Numbered 17/20 in pencil. Signed REF. in the stone, lower right.
Image size 10 3/8
x 14 1/8 inches (263 x 359 mm); sheet size 12 7/8 x 19 7/8 inches (327
x 505 mm).
A fine impression,
on cream wove paper, with full margins (7/8 to
3 1/8 inches); a small loss in the top left sheet corner; a repaired tear (5/16 inch) in the bottom left sheet edge, well away from the image, otherwise in good condition. Very scarce.

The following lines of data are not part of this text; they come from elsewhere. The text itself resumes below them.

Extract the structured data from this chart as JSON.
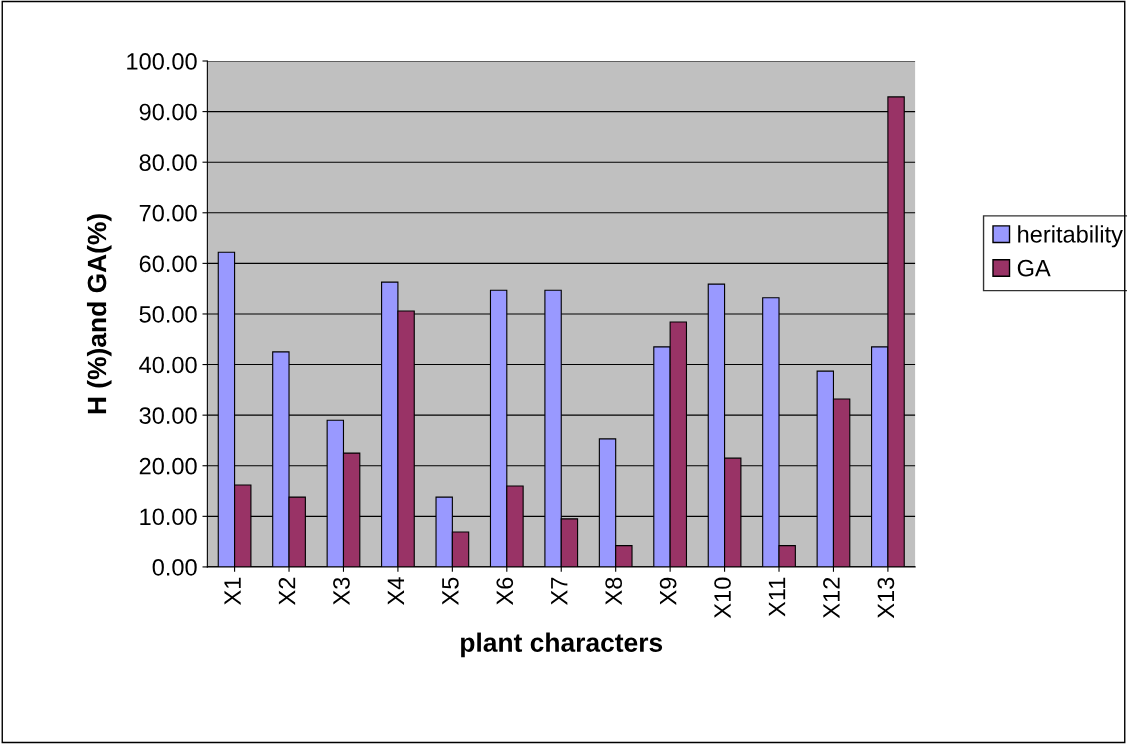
{
  "chart_data": {
    "type": "bar",
    "xlabel": "plant characters",
    "ylabel": "H (%)and GA(%)",
    "categories": [
      "X1",
      "X2",
      "X3",
      "X4",
      "X5",
      "X6",
      "X7",
      "X8",
      "X9",
      "X10",
      "X11",
      "X12",
      "X13"
    ],
    "series": [
      {
        "name": "heritability",
        "color": "#9999ff",
        "values": [
          62.2,
          42.5,
          29.0,
          56.3,
          13.8,
          54.7,
          54.7,
          25.3,
          43.5,
          55.9,
          53.2,
          38.7,
          43.5
        ]
      },
      {
        "name": "GA",
        "color": "#993366",
        "values": [
          16.2,
          13.8,
          22.5,
          50.6,
          6.9,
          16.0,
          9.5,
          4.2,
          48.4,
          21.5,
          4.2,
          33.2,
          92.9
        ]
      }
    ],
    "ylim": [
      0,
      100
    ],
    "yticks": [
      {
        "value": 0,
        "label": "0.00"
      },
      {
        "value": 10,
        "label": "10.00"
      },
      {
        "value": 20,
        "label": "20.00"
      },
      {
        "value": 30,
        "label": "30.00"
      },
      {
        "value": 40,
        "label": "40.00"
      },
      {
        "value": 50,
        "label": "50.00"
      },
      {
        "value": 60,
        "label": "60.00"
      },
      {
        "value": 70,
        "label": "70.00"
      },
      {
        "value": 80,
        "label": "80.00"
      },
      {
        "value": 90,
        "label": "90.00"
      },
      {
        "value": 100,
        "label": "100.00"
      }
    ],
    "grid": "y",
    "legend": "right"
  }
}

On July 12, 1936, José Castillo, a member of the Socialist Party and lieutenant in the Assault Guards, a special police corps created to deal with urban violence, was murdered by a 'far-right' group in Madrid. The following day José Calvo Sotelo, the leader of the conservative opposition in the Cortes (Spanish parliament), was killed in revenge by Luis Cuenca, who was operating in a commando unit of the Civil Guard led by Captain Fernando Condés Romero. Condés was close to the Socialist leader Indalecio Prieto, and although there is no indication that Prieto was complicit in Cuenca's decision to shoot Calvo Sotelo, the assassination of a member of parliament aroused suspicions and strong reactions amongst the Center and the Right. Calvo Sotelo was the most prominent Spanish monarchist and had protested against what he viewed as an escalating anti-religious terror, expropriations, and hasty agricultural reforms, which he considered Bolshevist and Anarchist. He instead advocated the creation of a corporative state and declared that if such a state was fascist, he was also a fascist. He also declared that Spanish soldiers would be mad not to rise for Spain against Anarchy. In turn, the leader of the communists, Dolores Ibarruri, known as La Pasionaria, had vowed that Calvo Sotelo's speech would be his last speech in the Cortes. Although the Nationalist generals were already at advanced stages of planning an uprising, the event is seen by some as a catalyst for what followed.